The idling metric is defined as the amount of time the GPU is idle divided by the overall execution time of the computation.  It’s a value in the range of 0-100%.

Idling is something that we have discovered to be critical to the performance of a calculation.  The reference and training documentation instructs GPGPU developers to keep the GPU as busy as possible for as long as possible, and stops there.  By creating this metric, we were able to measure just how much this idling was affecting our computation.

As it turns out, our initial experiments showed that our GPU was idle during periods of memory transfer to and from the CPU.  This idling of the GPU was extending the overall time for computation.  Minimizing this idling through asynchronous kernel execution and memory transfer resulted in a significant and immediate performance improvement.

Coalescence, Occupancy, Idling

To summarize, the best way to optimize your GPU computations is to investigate and optimize these three steps (and in this order):

  1. Memory coalescence
  2. Thread group occupancy
  3. GPU Idling

There are a number of smaller optimization that can be done as well, but we’ve found these to be the big 3.  Of course, you can continue this process forever, and demonstrate to your boss the law of diminishing returns.

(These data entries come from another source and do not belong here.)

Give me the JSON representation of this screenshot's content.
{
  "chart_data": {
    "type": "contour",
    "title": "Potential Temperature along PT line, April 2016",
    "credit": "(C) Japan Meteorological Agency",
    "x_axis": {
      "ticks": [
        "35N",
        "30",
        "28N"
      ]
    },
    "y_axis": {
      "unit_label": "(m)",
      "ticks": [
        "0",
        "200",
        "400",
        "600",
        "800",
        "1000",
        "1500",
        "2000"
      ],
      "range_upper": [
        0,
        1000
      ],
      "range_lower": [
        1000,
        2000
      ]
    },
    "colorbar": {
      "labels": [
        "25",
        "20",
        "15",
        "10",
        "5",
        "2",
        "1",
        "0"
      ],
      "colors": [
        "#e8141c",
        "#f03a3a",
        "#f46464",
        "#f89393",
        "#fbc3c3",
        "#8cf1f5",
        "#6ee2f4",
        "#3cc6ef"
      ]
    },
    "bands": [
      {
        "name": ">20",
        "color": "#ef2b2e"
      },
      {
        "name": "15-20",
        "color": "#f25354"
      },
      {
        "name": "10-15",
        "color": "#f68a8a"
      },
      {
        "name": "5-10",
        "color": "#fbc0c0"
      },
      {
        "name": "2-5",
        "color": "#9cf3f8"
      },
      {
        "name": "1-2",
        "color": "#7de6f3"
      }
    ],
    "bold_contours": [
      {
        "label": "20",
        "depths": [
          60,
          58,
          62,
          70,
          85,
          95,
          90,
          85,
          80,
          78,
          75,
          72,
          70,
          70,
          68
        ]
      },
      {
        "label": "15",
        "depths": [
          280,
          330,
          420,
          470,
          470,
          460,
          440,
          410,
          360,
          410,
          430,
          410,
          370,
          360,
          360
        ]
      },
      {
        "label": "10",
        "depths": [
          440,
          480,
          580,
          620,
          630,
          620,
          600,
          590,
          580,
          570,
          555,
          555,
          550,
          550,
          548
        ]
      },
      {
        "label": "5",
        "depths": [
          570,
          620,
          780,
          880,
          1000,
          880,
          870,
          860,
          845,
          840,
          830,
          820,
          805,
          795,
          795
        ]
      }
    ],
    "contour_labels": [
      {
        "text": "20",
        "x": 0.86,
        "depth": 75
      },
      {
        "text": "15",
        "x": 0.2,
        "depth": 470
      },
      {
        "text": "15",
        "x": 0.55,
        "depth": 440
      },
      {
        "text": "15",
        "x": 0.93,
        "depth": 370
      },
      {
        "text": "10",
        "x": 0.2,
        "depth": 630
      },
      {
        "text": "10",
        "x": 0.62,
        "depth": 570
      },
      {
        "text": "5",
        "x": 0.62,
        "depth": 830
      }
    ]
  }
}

Want to know more about our GPU work?

Other posts in this series

  1. GPU Computing for GIS -
  2. What the heck is ... GPGPU? -
  3. CUDA, Stream, and OpenCL -
  4. GPUs and Parallel Computing Architectures -
  5. GPU Memory Bandwidth and Coalescing -
  6. GPU Occupancy and Idling (This post) -
Both comments and trackbacks are currently closed.

2 Comments

  1. Tom Gross
    Posted 28 July 2010 at 1:39 pm | Permalink

    Great series of blog posts on GPGPU. I see that you haven’t solved the problem of why there isn’t a “C” in “GPGPU” either. Just wanted to let you know that there are some of us here at the big old legacy code dinosaur who are thinking along the same lines:

    http://blogs.esri.com/Dev/blogs/apl/archive/2010/03/30/Computations-on-vector-data-using-a-GPU.aspx

    There is much work to be done. Aside from rewriting core functionality, we still have to be able to visualize results as quickly as they can be calculated. We still have to put our calculations and visualization into the server environment. We have to start operating in the 64-bit world . Much of GIS work is done on double precision data. The hardware vendors are just now beginning to produce GPUs that can handle double precision data well. It was a pleasure to read your blog.

  2. David Zwarg
    Posted 5 August 2010 at 8:35 am | Permalink

    Hello Tom,

    Thanks for your comment! I have no doubt that there is much work to be done. GPUs are coming out that support double precision natively; take a look at the new Tesla and Fermi cards from NVidia.

    GPUs are starting to making their way into the server environment — NVidia has at least 2 server products for intense processing: http://www.nvidia.com/page/servers.html.

    In addition, we’ve proven the technology works for a limited set of the operations supported by Map Algebra. Rewriting the Map Algebra library completely for GPGPU is going to be a lot of work. This is mostly because of the full suite of operations that are supported by “the big old legacy code dinosaur” — no small feat in itself, and kudos to the team that built those tools.